"""
Synthetic seismic
=================
This example shows how to use the :py:mod:`pylops.utils.seismicevents` module
to quickly create synthetic seismic data to be used for toy examples and tests.

"""
import matplotlib.pyplot as plt
import numpy as np

import pylops

plt.close("all")

############################################
# Let's first define the time and space axes as well as some auxiliary input
# parameters that we will use to create a Ricker wavelet
par = {
    "ox": -200,
    "dx": 2,
    "nx": 201,
    "oy": -100,
    "dy": 2,
    "ny": 101,
    "ot": 0,
    "dt": 0.004,
    "nt": 501,
    "f0": 20,
    "nfmax": 210,
}

# Create axis
t, t2, x, y = pylops.utils.seismicevents.makeaxis(par)

# Create wavelet
wav = pylops.utils.wavelets.ricker(np.arange(41) * par["dt"], f0=par["f0"])[0]

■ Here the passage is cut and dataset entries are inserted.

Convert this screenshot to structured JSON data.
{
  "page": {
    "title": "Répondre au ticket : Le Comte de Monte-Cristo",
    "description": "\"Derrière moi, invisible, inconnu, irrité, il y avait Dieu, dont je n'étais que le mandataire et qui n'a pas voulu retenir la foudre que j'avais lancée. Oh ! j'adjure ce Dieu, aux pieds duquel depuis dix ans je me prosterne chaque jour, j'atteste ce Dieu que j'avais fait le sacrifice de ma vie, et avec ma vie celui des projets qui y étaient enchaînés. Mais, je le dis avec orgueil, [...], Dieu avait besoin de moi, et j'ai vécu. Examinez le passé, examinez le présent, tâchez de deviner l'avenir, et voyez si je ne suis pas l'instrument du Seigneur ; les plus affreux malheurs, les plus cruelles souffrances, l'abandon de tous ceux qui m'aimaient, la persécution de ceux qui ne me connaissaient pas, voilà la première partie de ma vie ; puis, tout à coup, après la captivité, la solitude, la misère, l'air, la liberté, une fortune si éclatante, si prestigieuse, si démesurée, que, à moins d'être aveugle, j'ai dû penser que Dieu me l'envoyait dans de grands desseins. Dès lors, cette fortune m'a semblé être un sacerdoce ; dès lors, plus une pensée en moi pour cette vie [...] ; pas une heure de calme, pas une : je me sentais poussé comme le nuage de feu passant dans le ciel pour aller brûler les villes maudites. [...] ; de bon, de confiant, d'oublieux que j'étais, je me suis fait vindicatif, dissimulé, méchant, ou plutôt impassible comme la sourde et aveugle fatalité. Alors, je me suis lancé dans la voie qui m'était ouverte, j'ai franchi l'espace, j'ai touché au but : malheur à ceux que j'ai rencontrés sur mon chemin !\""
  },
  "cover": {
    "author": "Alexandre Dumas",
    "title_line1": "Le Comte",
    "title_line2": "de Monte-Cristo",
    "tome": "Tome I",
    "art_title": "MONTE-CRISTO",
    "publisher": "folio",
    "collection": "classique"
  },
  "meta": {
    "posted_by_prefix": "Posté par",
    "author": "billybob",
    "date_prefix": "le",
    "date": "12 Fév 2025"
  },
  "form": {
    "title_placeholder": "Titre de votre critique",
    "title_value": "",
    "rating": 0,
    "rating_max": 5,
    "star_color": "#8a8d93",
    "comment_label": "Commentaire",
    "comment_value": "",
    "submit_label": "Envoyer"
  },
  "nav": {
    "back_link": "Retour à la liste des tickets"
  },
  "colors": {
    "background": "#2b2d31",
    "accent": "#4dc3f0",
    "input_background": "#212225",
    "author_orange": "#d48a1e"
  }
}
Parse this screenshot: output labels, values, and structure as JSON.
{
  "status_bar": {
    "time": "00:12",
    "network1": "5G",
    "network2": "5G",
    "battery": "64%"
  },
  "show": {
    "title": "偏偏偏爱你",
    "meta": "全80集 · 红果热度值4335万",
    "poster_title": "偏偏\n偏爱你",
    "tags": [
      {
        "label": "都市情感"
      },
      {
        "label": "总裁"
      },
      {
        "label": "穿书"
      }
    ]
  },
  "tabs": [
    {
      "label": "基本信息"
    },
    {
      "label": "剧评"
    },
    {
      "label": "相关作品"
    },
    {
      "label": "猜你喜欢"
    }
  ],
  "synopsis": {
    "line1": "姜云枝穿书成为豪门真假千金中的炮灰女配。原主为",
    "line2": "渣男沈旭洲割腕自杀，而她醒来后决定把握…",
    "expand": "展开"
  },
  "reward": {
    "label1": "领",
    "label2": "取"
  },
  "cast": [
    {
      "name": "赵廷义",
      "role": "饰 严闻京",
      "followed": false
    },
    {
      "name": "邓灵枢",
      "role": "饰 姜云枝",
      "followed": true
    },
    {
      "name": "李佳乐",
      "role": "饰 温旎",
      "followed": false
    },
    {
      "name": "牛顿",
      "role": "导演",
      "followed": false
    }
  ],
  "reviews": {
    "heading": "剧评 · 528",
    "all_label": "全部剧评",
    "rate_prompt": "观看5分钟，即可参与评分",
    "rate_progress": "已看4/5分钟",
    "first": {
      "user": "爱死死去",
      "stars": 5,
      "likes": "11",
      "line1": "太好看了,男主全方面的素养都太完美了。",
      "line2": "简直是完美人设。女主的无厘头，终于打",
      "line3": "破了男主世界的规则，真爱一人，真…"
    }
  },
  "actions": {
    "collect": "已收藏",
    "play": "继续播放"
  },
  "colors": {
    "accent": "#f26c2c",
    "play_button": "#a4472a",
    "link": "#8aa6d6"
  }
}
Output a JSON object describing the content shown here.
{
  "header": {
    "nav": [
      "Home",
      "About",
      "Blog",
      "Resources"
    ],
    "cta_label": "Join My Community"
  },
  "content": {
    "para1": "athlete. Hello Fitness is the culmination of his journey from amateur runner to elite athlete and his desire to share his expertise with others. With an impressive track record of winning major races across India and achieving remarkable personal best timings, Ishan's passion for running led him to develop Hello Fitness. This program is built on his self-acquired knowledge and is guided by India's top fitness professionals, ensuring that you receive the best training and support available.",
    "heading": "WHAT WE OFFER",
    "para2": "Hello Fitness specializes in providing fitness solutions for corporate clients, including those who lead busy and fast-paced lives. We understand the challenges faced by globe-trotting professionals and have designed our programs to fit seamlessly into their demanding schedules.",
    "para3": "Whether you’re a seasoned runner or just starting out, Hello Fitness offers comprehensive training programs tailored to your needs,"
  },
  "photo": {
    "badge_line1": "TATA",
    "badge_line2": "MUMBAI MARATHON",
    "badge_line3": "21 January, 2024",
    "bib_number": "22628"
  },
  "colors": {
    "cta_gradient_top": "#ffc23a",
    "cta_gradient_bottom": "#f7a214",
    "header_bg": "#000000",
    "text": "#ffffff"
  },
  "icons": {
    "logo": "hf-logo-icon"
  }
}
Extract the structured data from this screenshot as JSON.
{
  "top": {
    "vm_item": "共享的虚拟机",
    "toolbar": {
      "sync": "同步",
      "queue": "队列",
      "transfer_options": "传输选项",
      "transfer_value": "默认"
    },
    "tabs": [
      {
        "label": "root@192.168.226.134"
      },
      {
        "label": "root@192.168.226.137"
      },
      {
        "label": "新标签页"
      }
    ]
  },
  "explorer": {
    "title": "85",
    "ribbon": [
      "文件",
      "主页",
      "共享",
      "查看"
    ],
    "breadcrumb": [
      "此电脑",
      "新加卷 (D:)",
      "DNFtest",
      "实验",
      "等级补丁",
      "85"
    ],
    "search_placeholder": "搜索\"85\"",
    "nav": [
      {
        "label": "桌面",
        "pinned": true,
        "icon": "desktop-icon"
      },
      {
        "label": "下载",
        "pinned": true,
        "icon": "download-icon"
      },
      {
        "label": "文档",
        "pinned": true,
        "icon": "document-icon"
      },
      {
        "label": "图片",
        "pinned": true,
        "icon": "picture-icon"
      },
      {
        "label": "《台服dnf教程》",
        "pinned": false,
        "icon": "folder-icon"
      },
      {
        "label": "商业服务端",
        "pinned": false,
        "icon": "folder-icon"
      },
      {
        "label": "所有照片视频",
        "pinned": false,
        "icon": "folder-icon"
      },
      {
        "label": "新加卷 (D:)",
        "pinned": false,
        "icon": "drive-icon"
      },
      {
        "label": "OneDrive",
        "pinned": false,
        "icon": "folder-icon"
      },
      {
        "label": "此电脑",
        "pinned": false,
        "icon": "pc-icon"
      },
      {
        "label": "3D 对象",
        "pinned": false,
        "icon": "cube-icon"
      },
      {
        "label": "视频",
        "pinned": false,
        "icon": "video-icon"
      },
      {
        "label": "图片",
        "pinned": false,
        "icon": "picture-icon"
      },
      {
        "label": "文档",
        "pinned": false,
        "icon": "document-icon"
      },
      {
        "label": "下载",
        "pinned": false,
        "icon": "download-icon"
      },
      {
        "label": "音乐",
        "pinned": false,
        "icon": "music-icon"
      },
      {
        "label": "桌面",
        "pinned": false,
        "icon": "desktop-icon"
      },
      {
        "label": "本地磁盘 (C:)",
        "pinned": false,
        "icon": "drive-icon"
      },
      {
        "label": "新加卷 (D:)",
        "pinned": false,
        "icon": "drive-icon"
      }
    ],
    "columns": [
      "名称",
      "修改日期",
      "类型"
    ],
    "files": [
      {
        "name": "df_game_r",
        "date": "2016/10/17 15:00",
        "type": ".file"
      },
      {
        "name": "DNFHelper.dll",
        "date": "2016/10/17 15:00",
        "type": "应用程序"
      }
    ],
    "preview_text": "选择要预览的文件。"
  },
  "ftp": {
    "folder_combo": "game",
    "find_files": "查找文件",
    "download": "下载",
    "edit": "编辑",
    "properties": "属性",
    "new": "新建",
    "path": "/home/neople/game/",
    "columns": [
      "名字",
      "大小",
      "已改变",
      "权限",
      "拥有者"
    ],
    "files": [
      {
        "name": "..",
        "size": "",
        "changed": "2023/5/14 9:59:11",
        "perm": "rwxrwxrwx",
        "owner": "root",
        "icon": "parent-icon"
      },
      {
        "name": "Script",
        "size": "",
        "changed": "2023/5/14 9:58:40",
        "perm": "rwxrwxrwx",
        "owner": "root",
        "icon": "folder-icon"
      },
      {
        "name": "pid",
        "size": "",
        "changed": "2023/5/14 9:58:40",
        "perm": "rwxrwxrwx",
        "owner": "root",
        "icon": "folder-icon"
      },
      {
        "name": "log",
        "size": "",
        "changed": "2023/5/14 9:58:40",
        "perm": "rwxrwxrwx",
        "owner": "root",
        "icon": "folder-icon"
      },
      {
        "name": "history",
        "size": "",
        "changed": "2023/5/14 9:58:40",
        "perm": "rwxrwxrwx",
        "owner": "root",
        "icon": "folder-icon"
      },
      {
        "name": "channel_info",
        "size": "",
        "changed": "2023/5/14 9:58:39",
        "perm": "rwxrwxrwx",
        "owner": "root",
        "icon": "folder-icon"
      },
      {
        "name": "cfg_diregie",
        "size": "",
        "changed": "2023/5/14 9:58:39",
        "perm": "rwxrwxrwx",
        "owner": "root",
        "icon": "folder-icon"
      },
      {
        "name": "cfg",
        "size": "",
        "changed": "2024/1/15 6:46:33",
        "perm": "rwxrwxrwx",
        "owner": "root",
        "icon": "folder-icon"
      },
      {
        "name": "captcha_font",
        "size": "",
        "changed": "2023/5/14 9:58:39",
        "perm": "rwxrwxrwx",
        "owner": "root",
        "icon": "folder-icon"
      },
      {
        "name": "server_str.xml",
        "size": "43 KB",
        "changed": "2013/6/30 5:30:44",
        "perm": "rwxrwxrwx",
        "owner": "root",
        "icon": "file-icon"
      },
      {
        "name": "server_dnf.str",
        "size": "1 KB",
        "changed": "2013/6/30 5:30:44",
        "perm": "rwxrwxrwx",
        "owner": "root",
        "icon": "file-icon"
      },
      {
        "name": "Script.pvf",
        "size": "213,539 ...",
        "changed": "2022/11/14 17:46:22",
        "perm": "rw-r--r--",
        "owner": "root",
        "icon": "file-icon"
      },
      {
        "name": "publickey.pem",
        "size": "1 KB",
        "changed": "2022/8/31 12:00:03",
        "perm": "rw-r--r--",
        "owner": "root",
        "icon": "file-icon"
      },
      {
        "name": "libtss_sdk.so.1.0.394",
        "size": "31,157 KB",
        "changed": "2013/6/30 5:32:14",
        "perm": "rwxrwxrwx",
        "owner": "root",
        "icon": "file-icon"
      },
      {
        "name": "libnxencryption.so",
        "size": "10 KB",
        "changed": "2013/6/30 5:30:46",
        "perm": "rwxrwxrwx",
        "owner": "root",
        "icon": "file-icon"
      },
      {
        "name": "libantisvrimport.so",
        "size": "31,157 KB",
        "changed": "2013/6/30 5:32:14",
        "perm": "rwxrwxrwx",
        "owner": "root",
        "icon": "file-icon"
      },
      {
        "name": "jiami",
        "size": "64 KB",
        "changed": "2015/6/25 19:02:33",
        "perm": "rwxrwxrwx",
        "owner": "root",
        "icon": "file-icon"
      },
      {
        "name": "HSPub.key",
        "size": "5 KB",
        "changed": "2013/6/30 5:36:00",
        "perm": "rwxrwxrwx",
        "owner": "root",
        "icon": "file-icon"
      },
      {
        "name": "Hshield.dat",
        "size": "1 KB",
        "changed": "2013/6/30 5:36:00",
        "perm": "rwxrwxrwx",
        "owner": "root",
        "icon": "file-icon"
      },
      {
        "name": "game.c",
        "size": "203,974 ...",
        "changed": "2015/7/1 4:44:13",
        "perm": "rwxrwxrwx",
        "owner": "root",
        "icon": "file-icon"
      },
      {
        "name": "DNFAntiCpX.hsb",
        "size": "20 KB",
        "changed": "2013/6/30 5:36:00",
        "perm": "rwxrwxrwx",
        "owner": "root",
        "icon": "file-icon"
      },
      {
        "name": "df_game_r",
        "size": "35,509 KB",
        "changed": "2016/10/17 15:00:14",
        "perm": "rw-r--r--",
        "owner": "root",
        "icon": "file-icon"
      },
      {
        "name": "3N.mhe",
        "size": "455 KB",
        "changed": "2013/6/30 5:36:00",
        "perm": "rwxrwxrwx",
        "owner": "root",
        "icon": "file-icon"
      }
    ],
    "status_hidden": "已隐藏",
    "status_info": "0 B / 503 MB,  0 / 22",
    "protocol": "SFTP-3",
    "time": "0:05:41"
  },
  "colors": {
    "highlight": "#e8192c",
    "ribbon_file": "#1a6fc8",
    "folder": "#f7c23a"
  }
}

############################################
# We want to create a 2d data with a number of crossing linear events using the
# :py:func:`pylops.utils.seismicevents.linear2d` routine.
v = 1500
t0 = [0.2, 0.7, 1.6]
theta = [40, 0, -60]
amp = [1.0, 0.6, -2.0]

mlin, mlinwav = pylops.utils.seismicevents.linear2d(x, t, v, t0, theta, amp, wav)

############################################
# We can also create a 2d data with a number of crossing parabolic events using the
# :py:func:`pylops.utils.seismicevents.parabolic2d` routine.
px = [0, 0, 0]
pxx = [1e-5, 5e-6, 1e-6]

mpar, mparwav = pylops.utils.seismicevents.parabolic2d(x, t, t0, px, pxx, amp, wav)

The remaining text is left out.